Цитата правильная, но снова приходится повторять очевидную истину: все ведь зависит от того, чем продиктованы и к чему приводят такие порывы.
Мало того, что Кротов по-кумовски одаривал шоферов железом. Излишки шоферы чаще всего сбывали втридорога.
И, подсчитывая прибыль, наверняка посмеивались над своим благодетелем:
— Ну и лопух!
Но за эту лопушью доброту приходится расплачиваться не личной, кротовской, а государственной монетой.
Легко и приятно быть добрым и щедрым за казенный счет. Куда неприятнее подсчитывать затем убытки и отвечать за них.
Отвечать независимо от того, что устраивают по знакомству — радикулит или кровельное железо.
РЕДКОЕ КАЧЕСТВО
Лично я считаю, что в нашем маленьком городе две основные достопримечательности: футбольная команда и мой знакомый Витя.
Что касается Вити, то ему, например, все официантки всегда приветливо улыбаются. Сколько раз пытался я угадать, в чем тут секрет, но Витя и сам не знал этого.
Вот он садится да столик, берет меню, говорит своим приятным, бархатным баритончиком:
— Что, милая, пообедаем? Давай, моя умница, побыстрее обслужи.
Стоит произнести Вите эти слова, проникновенно и ласково глядя на официантку, как она, точно завороженная, начинает носиться вокруг него подобно спутнику по орбите!
Таким же успехом пользовался мой знакомый и у продавщиц, парикмахерш, технических секретарш…
Своим индивидуальным обаянием Витя, конечно, немножко гордился. Он был уверен, что это его редкое качество может помочь в любом важном деле.

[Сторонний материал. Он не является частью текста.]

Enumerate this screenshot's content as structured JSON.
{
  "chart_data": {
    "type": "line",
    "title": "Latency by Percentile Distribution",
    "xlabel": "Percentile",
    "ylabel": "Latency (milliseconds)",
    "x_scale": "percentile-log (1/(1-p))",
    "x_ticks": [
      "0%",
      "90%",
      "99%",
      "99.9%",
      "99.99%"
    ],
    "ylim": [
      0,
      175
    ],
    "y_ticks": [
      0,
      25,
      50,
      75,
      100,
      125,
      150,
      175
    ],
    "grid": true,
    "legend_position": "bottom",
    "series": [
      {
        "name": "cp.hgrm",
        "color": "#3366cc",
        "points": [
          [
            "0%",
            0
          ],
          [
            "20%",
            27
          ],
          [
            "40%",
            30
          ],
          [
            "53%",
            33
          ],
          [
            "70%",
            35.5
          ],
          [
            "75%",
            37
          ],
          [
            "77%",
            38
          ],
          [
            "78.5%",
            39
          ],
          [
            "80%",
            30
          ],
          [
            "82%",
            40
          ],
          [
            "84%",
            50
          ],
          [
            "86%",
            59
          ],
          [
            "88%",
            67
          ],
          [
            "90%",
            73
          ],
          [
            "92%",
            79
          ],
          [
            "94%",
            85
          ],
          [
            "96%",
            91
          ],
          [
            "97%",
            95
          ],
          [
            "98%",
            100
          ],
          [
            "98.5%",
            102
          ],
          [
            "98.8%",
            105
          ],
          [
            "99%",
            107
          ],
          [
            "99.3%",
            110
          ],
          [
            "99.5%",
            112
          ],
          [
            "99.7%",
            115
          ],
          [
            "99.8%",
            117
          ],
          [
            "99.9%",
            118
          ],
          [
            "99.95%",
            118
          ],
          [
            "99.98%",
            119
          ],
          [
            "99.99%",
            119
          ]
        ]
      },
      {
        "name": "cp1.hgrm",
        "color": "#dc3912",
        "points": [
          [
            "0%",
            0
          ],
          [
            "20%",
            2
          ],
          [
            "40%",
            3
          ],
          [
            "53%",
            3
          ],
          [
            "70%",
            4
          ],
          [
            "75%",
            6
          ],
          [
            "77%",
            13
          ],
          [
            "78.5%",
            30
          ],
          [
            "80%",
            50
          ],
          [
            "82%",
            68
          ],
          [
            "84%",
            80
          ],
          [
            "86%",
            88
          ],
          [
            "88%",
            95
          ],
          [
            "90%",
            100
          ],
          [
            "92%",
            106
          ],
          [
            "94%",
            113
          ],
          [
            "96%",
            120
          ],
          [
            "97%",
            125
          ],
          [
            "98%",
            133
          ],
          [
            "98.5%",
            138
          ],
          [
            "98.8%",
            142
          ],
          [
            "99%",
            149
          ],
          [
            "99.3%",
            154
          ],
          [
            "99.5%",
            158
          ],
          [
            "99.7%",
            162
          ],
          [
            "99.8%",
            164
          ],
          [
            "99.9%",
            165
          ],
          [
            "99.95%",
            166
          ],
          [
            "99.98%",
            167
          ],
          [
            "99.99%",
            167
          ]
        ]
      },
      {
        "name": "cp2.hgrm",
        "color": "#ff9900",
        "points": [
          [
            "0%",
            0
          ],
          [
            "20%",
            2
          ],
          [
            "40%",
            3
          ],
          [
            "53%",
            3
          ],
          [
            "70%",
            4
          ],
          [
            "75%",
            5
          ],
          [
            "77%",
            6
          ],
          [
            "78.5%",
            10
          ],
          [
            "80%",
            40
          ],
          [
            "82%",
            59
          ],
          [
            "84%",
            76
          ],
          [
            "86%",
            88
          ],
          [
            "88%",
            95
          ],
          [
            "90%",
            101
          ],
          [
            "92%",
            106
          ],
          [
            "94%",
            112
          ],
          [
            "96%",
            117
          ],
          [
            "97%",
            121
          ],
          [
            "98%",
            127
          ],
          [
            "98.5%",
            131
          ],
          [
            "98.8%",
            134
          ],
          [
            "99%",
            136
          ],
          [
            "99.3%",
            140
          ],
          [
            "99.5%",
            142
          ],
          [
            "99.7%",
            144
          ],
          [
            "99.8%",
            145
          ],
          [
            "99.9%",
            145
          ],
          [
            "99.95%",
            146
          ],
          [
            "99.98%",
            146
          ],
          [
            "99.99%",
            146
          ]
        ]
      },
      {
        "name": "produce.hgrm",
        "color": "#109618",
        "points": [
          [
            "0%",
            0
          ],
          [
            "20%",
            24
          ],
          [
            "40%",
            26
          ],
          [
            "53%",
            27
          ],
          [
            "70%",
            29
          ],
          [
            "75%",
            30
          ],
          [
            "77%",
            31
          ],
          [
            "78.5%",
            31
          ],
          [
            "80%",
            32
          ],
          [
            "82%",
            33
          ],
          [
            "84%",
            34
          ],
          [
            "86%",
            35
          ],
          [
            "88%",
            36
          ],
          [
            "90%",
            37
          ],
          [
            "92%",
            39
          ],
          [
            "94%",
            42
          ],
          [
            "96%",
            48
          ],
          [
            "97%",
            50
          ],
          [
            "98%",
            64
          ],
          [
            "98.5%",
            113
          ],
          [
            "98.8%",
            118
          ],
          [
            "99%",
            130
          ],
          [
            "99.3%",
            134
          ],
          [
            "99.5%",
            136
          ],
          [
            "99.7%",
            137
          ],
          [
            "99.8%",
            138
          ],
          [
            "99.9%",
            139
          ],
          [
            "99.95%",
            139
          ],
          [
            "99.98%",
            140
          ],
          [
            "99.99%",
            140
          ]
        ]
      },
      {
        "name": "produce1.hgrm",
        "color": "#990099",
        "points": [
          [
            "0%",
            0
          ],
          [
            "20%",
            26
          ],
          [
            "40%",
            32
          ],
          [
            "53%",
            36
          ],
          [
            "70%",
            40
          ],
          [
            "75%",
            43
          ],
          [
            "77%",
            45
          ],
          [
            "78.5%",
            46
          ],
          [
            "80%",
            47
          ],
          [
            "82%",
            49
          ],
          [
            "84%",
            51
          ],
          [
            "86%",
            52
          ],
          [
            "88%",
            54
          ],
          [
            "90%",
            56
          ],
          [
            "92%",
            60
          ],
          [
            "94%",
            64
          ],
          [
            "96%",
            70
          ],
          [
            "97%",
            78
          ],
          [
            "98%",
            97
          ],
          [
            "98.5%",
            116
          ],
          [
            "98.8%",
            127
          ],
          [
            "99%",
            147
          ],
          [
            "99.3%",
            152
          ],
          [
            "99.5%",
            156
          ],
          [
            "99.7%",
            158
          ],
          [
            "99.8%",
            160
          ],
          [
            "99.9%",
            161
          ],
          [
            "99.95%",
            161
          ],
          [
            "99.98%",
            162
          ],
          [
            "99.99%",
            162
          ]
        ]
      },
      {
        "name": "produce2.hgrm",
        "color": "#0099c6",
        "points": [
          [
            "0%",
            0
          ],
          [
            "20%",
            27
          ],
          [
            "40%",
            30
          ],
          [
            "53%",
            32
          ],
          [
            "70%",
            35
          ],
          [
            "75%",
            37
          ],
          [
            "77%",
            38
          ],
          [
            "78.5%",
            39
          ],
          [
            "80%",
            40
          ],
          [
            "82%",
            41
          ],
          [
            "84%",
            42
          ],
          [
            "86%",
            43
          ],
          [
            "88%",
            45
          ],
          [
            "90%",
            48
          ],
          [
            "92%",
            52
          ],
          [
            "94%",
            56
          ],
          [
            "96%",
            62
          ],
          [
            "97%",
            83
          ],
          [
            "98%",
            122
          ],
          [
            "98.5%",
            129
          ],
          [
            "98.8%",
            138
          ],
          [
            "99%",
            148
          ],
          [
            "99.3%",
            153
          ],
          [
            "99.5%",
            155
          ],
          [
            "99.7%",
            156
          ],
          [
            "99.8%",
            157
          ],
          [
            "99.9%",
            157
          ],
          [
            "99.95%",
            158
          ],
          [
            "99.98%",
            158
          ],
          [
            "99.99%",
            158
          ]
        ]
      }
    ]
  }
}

На этот раз дело касалось той самой футбольной команды, о которой я вам уже говорил и поклонником которой я был с самого детства.
Поскольку я регулярно посещал стадион и порой даже писал о футболе, то и решил однажды как представитель местной печати попросить себе пропуск.
Но где там!
В кабинете, увешанном диаграммами роста забиваемости и снижения удаляемости, футбольный деятель в профессорских золотых очках аккуратно вывел на редакционном прошении: «Отказать». И поставил сложную загогулину.
А пока я ежился под отчужденным взглядом футбольного метра, мой Витя оживленно беседовал в приемной с его секретаршей.
Когда я вышел ни с чем, Витя, посвистывая, уже прятал бумажку с ее телефоном.
На улице, хлопнув меня по плечу, он сказал:
— Беда в том, между прочим, что ты недооцениваешь возможностей хорошеньких секретарш. Завтра я ей звоню, мы встречаемся и… Словом, считай, что пропуск в кармане.